We need to publicize the House vote, and push for a roll call vote on the Davidson-Nolan prohibitions, which would at least curb U.S. support for the Saudi Arabia-led campaign in Yemen's civil war. We must also push the Senate to pass the same provisions as the House.
The year 2017 may be hereafter remembered as the worst famine year in post-World War II history—we have no luxury to reject any tools we might use to stop this from happening.
Billions, perhaps trillions, will be spent to send weapons, weapon systems, fighter jets, ammunition, and military support to the region, fueling new arms races and raising the profits of U.S. weapon makers. But we can choose to stand at the doors of our leaders and of our neighbors, honoring past sacrifices and the innocent lives we were unable to save, as we redouble efforts to stop war makers from constantly gaining the upper hand in our lives.

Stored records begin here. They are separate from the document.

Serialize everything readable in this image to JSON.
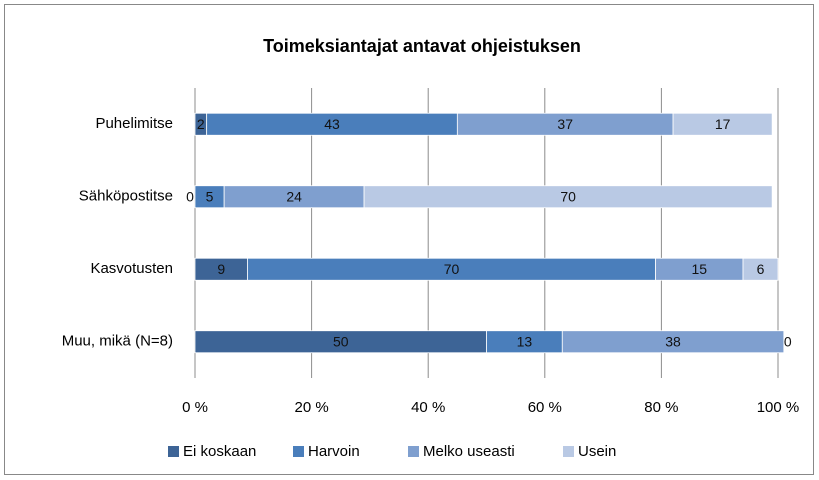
{
  "chart_data": {
    "type": "stacked_bar_horizontal",
    "title": "Toimeksiantajat antavat ohjeistuksen",
    "categories": [
      "Puhelimitse",
      "Sähköpostitse",
      "Kasvotusten",
      "Muu, mikä (N=8)"
    ],
    "series": [
      {
        "name": "Ei koskaan",
        "color": "#3d6496",
        "values": [
          2,
          0,
          9,
          50
        ]
      },
      {
        "name": "Harvoin",
        "color": "#4a7ebb",
        "values": [
          43,
          5,
          70,
          13
        ]
      },
      {
        "name": "Melko useasti",
        "color": "#7f9fcf",
        "values": [
          37,
          24,
          15,
          38
        ]
      },
      {
        "name": "Usein",
        "color": "#b9c9e4",
        "values": [
          17,
          70,
          6,
          0
        ]
      }
    ],
    "xlim": [
      0,
      100
    ],
    "xticks": [
      {
        "value": 0,
        "label": "0 %"
      },
      {
        "value": 20,
        "label": "20 %"
      },
      {
        "value": 40,
        "label": "40 %"
      },
      {
        "value": 60,
        "label": "60 %"
      },
      {
        "value": 80,
        "label": "80 %"
      },
      {
        "value": 100,
        "label": "100 %"
      }
    ],
    "grid": true,
    "legend": "bottom"
  }
}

We will be hard pressed to prevent all of the dying that is set to come this fateful summer in the countries of the Four Famines.
The Turkish writer Nâzim Hikmet Ran wrote a poem in memory of a Japanese child, Sadako Sasaki, who died from radiation sickness after the 1945 atomic bombing of her home city, Hiroshima. In her hospital bed (as the story goes), Sadako occupied her time attempting to fold 1,000 paper cranes, a feat she hoped would earn her the granting of a special wish, that no other child would ever suffer a similar fate. Hand-folded paper cranes have become a symbol for peace throughout the world.
The poem is on my mind, as I think of the malnourished children from the countries of the terrible Four Famines, and from other conflict-torn, U.S.-targeted countries such as Iraq and Afghanistan. I think of their months or years of terrible hunger. Their stories may have ended already during the first half of 2017.
“I need no fruit, I need no rice
I need no sweets, nor even bread
I ask for nothing for myself
For I am dead, for I am dead.”
In the poem, Sadako, long beyond saving as she folded paper in her bed, doesn't ask us to erase her own terrible loss, but to achieve the change we can, and to lose no more time in achieving it:
“All that I ask is that for peace
You fight today, you fight today
So that the children of this world
Can live and grow and laugh and play.”